The welsh dresser is a traditional type of kitchen furniture dating back to the 1600’s. Originally the drawers and cupboard would have been used for food storage, with the work surface being mainly for food preparation. Then as times changed, the shelves were commonly used to display the owner’s finest crockery. And as the dressers became more decorative, they evolved from being a useful part of the kitchen to being a focal point in the dining room. So when my neighbour told me he was getting rid of his one, I was happy to take it off his hands. And so began my welsh dresser upycle project.
Here is a photo of the welsh dresser when I received it. This piece is from the 1960’s, so approx 50 years old.
Cleaning the brass fittings
First I took off all the grubby brass fittings, and left them to soak in tomato ketchup for an hour. Sounds crazy right? However the mild acid in the tomatoes is able to loosen the dirt and grime, and I always try to avoid chemicals where possible. I then took them out and gave them a scrub with a hard toothbrush. The photos show the fittings before, during and after the ketchup bath.
Sanding the welsh dresser
I decided to totally sand back the shelves and worktop, so that I could reveal the grain, and give them a nice modern finish.
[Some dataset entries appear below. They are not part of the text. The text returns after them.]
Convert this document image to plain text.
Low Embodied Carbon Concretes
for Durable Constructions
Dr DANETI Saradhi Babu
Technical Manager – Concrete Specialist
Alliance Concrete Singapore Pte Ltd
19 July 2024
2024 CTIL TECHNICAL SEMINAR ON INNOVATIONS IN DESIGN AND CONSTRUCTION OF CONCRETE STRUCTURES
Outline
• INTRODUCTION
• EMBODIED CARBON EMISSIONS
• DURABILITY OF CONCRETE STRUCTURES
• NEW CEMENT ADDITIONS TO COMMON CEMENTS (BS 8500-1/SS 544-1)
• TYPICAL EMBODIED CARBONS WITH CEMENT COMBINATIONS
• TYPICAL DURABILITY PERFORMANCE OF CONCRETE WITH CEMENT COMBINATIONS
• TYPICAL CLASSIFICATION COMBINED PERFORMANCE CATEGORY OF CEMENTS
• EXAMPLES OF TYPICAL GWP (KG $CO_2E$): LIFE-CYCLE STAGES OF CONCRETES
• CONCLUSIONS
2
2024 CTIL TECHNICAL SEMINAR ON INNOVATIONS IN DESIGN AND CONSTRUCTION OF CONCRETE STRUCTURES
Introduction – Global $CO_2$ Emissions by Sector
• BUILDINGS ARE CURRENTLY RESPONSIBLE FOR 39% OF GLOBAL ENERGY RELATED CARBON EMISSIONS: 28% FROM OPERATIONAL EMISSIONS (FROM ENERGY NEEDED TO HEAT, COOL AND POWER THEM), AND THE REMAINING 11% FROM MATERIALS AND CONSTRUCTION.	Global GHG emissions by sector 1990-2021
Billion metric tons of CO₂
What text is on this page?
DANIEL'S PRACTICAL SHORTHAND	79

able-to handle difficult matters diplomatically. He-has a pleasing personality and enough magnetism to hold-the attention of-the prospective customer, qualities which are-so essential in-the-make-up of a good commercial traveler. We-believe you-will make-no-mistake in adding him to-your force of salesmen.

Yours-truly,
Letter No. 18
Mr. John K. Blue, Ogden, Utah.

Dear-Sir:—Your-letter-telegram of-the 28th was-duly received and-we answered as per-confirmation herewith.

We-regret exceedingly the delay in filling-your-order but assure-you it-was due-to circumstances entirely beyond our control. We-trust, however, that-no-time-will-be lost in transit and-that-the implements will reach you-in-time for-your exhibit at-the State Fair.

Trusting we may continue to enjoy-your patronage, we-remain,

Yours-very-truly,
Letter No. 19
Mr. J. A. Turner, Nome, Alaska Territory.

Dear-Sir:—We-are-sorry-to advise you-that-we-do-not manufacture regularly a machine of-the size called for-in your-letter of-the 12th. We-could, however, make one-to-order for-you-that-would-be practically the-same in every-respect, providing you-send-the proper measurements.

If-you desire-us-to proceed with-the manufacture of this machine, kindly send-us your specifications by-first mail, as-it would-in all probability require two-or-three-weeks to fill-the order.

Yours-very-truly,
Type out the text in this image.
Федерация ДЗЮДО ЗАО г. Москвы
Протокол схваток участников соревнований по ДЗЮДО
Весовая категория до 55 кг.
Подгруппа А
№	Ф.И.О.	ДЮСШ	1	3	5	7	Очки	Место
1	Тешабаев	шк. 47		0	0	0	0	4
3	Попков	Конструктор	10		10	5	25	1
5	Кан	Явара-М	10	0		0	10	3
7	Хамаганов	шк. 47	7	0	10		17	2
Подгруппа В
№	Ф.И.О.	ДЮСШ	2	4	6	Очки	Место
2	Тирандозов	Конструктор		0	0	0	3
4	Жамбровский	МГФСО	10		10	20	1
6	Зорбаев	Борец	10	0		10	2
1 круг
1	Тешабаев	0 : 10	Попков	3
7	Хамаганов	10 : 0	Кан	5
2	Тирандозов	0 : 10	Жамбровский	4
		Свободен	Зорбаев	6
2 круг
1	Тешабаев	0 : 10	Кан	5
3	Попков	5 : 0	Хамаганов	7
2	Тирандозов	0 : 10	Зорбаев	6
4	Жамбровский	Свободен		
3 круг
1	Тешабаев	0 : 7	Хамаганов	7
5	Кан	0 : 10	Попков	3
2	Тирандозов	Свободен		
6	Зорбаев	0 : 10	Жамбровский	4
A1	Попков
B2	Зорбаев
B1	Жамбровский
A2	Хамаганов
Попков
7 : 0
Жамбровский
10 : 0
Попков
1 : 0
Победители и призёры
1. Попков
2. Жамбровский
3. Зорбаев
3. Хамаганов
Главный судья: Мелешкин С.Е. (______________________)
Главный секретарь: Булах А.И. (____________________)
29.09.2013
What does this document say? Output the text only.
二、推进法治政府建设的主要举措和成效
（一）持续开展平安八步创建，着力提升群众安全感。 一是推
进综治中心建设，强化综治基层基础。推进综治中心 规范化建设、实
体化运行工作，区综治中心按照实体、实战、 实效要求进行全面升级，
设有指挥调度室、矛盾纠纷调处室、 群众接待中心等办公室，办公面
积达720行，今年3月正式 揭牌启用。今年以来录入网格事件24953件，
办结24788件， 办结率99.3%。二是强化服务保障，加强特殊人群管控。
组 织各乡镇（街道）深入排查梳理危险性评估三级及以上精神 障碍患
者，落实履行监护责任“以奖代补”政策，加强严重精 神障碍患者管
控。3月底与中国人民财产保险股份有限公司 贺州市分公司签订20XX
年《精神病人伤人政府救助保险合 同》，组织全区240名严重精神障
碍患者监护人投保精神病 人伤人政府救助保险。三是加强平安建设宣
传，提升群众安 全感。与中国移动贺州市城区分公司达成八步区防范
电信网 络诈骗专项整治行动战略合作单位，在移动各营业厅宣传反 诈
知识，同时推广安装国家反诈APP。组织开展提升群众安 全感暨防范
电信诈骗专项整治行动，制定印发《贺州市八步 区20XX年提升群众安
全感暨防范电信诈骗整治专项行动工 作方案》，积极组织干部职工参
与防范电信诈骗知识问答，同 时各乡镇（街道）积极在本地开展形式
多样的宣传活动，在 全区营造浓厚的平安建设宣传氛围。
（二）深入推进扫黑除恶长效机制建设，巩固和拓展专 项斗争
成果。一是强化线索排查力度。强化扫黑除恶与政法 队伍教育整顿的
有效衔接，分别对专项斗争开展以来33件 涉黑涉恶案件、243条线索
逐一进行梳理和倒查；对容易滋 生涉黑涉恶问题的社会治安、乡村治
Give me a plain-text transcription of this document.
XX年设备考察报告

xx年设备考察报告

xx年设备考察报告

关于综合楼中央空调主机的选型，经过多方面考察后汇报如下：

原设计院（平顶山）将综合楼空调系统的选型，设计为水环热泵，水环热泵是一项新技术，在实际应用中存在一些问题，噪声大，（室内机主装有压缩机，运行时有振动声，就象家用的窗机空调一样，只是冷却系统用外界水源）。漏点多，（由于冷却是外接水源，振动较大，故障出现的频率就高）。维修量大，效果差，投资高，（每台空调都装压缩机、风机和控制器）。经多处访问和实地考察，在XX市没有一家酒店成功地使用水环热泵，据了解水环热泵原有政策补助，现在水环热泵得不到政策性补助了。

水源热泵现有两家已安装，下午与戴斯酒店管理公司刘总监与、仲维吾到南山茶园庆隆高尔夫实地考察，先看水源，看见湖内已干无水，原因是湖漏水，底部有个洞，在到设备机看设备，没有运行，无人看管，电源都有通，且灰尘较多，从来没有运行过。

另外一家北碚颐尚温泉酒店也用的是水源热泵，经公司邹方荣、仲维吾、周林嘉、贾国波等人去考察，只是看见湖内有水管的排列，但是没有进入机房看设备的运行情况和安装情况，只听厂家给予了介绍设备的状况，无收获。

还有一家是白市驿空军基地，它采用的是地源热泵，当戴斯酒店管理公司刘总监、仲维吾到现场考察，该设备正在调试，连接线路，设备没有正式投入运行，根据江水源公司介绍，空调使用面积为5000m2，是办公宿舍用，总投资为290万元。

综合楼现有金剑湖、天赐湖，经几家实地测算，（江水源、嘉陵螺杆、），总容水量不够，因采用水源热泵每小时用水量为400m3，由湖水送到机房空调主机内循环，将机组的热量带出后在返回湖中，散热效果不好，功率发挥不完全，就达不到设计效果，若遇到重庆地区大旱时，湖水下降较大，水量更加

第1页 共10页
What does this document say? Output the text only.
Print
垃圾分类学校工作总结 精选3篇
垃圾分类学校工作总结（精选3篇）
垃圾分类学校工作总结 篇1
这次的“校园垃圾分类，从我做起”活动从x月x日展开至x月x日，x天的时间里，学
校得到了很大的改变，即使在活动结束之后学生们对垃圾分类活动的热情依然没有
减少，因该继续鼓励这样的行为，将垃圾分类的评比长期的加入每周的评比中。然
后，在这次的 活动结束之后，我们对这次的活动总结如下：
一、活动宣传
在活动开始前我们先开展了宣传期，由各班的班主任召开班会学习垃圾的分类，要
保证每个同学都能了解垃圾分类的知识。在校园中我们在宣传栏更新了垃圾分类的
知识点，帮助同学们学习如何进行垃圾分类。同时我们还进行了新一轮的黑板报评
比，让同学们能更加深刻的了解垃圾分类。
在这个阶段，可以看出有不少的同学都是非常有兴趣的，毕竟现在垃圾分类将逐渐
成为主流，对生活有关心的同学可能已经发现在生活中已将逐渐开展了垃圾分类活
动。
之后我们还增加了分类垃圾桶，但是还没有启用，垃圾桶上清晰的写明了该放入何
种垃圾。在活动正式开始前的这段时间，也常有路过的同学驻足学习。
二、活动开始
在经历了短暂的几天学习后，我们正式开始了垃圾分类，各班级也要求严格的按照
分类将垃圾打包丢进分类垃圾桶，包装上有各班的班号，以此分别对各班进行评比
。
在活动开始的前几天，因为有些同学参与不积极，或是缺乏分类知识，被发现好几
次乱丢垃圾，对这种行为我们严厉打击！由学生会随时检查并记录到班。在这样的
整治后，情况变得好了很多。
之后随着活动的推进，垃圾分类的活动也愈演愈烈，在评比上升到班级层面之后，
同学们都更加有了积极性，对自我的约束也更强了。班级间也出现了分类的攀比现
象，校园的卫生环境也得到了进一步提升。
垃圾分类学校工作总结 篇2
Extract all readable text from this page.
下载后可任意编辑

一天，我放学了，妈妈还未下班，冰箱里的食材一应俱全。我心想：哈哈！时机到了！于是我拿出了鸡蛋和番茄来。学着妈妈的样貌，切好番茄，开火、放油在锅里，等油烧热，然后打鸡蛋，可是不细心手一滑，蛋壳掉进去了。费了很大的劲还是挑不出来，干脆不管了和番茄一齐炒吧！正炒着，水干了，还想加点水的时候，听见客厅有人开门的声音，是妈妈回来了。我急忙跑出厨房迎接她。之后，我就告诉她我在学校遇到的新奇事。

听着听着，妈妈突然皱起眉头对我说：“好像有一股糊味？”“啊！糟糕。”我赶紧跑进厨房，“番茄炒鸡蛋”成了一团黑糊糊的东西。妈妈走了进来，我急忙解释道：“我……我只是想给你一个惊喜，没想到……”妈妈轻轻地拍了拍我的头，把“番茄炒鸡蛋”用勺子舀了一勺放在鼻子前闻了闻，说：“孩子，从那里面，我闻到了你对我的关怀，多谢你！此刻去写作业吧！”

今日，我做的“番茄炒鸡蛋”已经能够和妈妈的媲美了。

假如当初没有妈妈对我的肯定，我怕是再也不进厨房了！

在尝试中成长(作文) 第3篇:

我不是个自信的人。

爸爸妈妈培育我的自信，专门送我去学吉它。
However the entire welsh dresser was coated in a very dark lacquer, which was a pain to get off. Here is one of the shelves, halfway through sanding. It’s amazing how different it looks once you get down to the bare wood.
I did the same to the worktop, and then put it all together to get a feel for what the finished product might look like.
And then for the final stage of sanding, I scuff sanded the rest of the welsh dresser which I planned to paint. I didn’t worry about going all the way back to bare wood. I just wanted to rough up the surface to give the primer something to stick to. It’s very important to get rid of the smooth lacquered surface, otherwise you’ll probably notice that your primer and paint can be easily scratched off. And believe me it’s a sad day when you have to sand off your primer and start again.
At this point I also repaired any cracks and dents, and replaced any wood that was too damaged to save. This gave me a strong, stable piece of furniture, which now just required a splash of colour.
Priming and painting the welsh dresser
After covering up the shelves and worktop, I used my spray gun to put on 2 layers of primer. It worked ok. and was very fast, but personally I still prefer to use a roller and a brush. I feel like this gives me more control over how much I apply, and I generally end up with a slightly better finish. But maybe I’m just not very good with a spray gun.
I left the primer to fully dry for a few days, and then applied the paint. I chose a pastel green colour called Tabernacle from Little Greene. I’m a big fan of green on wood, as it’s a classic combo found in nature. And I support Little Greene because their paints have virtually zero VOC (Volatile Organic Compounds). They also use recycled steel in their paint tins and are constantly striving to reduce their business waste. This photo shows a door with primer on the left, and a door with paint on the right.
Oiling and varnishing the wood
I chose to leave the shelves and worktop as bare wood, so had to be careful to not get any paint on them. First I used teak oil to bring out the grain pattern. I then applied polyurethane varnish to give the wood a tough outer coat with a nice sheen. I used 400 grit sandpaper in between coats to achieve an ultra smooth finish. It’s often recommended to not sand the final coat. However in this case I did, and I managed to get the smoothness I wanted without compromising the sheen.
New safety feature
I made various updates and fixes to the welsh dresser, such as restoring broken edges, replacing the locks etc. But the one I’d like to share in detail is where I’ve added a new safety feature. The original drawers pulled all the way out, so could easily drop onto someone’s foot. So I added some stoppers to prevent this from happening. The video explains the very simple method I used.
A little surprise
I lined the inside of the cupboard and drawers with self adhesive paper that looks like sweets. This is a great way to add an element of fun and creativity to the project, and you can use any pattern you like. It also has a functional purpose, as it protects the paint from scratches and scrapes. The paper I used is made by Fablon and is available on Amazon. It’s easy to apply, easy to clean, and feels quite tough.
The completed welsh dresser
Here are some photos of the fully upcycled welsh dresser. I was originally planning to sell it but I liked it so much I decided to keep it in my kitchen!
I’ve since found out that this was the first piece of furniture bought by the previous owners when they got married. It has great sentimental value but they no longer had the space for it in their home. This piece will now live on in my family rather than going to landfill. And so begins an exciting new chapter in the life of this timeless classic.